That was before the planet Earth encountered the phenomenon of selfies. Funnily enough, although I’ve owned several iPhones, I’ve never once been tempted to take a selfie… which goes to prove how atrociously old-fashioned I’ve become. Even today, I don’t recall ever having used my iPhone to send a text message to anybody, but that’s simply because I lead a quite solitary existence, beyond any circle of friends with whom I might wish to communicate in that fashion. To put it bluntly, mobile phones, text messages and selfies are simply not my kettle of fish… and surely never will be.
I was nevertheless intrigued to hear that, following an unfortunate incident at the Louvre, selfie sticks have now been banned in most French museums.
Click to obtain an enlarged view of the black eye
Groups of foreign tourists visiting France only have to bring along a drone with them to be sure of obtaining all kinds of fabulous aerial photos of themselves, to upload to their FaceBook pages. (Facebook is yet another thing I’ve never used. Truly, I’m antedeluvian.) But visitors still won’t be allowed to bring such hardware into the Louvre.
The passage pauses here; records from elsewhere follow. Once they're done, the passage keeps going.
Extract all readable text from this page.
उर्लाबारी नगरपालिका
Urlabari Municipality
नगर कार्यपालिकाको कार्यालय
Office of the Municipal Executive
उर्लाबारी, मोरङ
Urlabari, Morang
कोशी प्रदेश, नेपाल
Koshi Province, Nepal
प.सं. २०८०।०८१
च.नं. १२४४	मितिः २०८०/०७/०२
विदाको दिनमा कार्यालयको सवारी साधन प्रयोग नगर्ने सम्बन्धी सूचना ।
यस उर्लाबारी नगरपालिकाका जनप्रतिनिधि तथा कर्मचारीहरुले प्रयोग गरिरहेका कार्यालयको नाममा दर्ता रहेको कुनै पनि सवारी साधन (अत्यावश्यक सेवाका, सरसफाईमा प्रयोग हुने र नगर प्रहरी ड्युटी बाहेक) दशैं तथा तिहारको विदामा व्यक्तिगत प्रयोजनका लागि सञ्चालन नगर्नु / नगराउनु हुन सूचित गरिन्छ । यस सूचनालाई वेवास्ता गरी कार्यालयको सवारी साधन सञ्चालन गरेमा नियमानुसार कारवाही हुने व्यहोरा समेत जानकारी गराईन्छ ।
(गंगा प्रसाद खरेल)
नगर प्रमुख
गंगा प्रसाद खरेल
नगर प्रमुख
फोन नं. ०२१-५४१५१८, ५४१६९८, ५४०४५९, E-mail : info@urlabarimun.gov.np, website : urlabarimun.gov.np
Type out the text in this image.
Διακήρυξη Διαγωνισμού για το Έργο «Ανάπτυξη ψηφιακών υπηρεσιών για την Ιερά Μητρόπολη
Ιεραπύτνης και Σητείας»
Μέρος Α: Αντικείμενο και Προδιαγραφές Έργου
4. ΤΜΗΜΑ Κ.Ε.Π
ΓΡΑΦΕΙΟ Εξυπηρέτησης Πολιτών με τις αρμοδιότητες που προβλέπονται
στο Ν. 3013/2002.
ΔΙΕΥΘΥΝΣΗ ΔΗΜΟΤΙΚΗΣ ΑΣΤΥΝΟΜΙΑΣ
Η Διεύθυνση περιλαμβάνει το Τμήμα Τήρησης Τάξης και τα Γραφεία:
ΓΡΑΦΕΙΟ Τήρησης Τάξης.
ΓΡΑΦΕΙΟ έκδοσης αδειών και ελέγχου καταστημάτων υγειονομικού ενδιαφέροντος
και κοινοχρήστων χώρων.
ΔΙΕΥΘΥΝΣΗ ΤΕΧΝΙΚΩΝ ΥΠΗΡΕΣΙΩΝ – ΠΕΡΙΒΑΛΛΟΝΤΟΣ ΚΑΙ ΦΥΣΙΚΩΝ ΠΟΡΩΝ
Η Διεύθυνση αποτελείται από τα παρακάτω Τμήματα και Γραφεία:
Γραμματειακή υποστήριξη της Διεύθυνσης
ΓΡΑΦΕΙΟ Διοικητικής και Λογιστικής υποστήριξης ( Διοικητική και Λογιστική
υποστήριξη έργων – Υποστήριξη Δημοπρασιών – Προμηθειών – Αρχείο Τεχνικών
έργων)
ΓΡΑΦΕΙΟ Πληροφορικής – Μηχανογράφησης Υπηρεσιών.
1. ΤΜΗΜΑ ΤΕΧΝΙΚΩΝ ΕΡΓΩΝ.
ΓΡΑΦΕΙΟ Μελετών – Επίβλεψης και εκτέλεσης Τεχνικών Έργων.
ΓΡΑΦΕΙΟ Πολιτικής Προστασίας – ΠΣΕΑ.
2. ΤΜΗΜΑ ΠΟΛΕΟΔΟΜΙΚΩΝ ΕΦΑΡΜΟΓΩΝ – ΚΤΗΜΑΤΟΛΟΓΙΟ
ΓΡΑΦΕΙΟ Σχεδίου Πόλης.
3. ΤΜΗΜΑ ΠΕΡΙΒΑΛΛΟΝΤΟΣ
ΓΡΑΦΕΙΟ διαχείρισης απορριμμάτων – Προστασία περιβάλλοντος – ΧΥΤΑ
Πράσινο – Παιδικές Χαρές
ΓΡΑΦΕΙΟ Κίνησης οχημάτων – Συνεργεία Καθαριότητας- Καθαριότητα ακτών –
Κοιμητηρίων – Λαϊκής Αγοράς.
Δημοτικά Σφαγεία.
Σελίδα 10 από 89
Talking about drones, I’ve just seen a fabulous video presentation of the most amazing drone that has ever been imagined. It’s alone in its category, and it makes all the other drones look like spluttering aircraft of the era of the Wright brothers.
Click the YouTube button, then watch this amazing video on your full screen.
To do justice to past inventors, I should point out that an imaginative engineer in Baltimore (USA) provided the world, in 1865, with an impressive graphic depiction of bird-powered aviation.
As far as I can ascertain, no prototype of this amazing aircraft was ever actually built and tested... which simply proves that it's often hard to get a good idea off the ground.
Meanwhile, in our modern world, which never wants to stand still, yet another spectacular innovation in picture-taking is starting to emerge. I’m talking of vertical video, the subject of this most informative video:
Click the YouTube button, then watch this funny video on your full screen.
Personally, I welcome this kind of new thinking. If the vertical video phenomenon were to become popular and widespread, it would be a fantastic economic boost for the entire media business, not to mention the electronics industry (faced with the challenge of supplying households with vertical TV and computer screens). I nevertheless fear the negative impact that vertical video would have upon certain TV sports. Popular spectator sports of a predominantly horizontal nature—such as football, rugby, sailing, rowing, swimming, F1 racing, ice hockey and even curling—would lose much of their attractiveness when presented in a strictly vertical-video context. The Tour de France would be reduced to the ascension of the famous 22 hair-pin bends of the Alpe d’Huez. Admittedly, acrobatic flying and base jumping would become the sporting events to watch on vertical-video TV… but a little bit of that stuff can't be pushed too far without boring your viewers.
Rather than comparing new vertical video with the old-fashioned horizontal variety, I’m awaiting patiently the introduction of total-3D-immersion TV, which would totally invade all the space of my living room. The antiquated phenomenon of screens would cease to exist. We viewers would simply be part of the show, day and night. Every time I was watching a football match, for example, and wanted to get up for a glass of wine or a pee, I would have to be careful to avoid getting hit in the face by a ball. That would certainly add spice to my passive existence as an avid TV-viewer of sporting events (which, incidentally, to be perfectly honest, I’m not).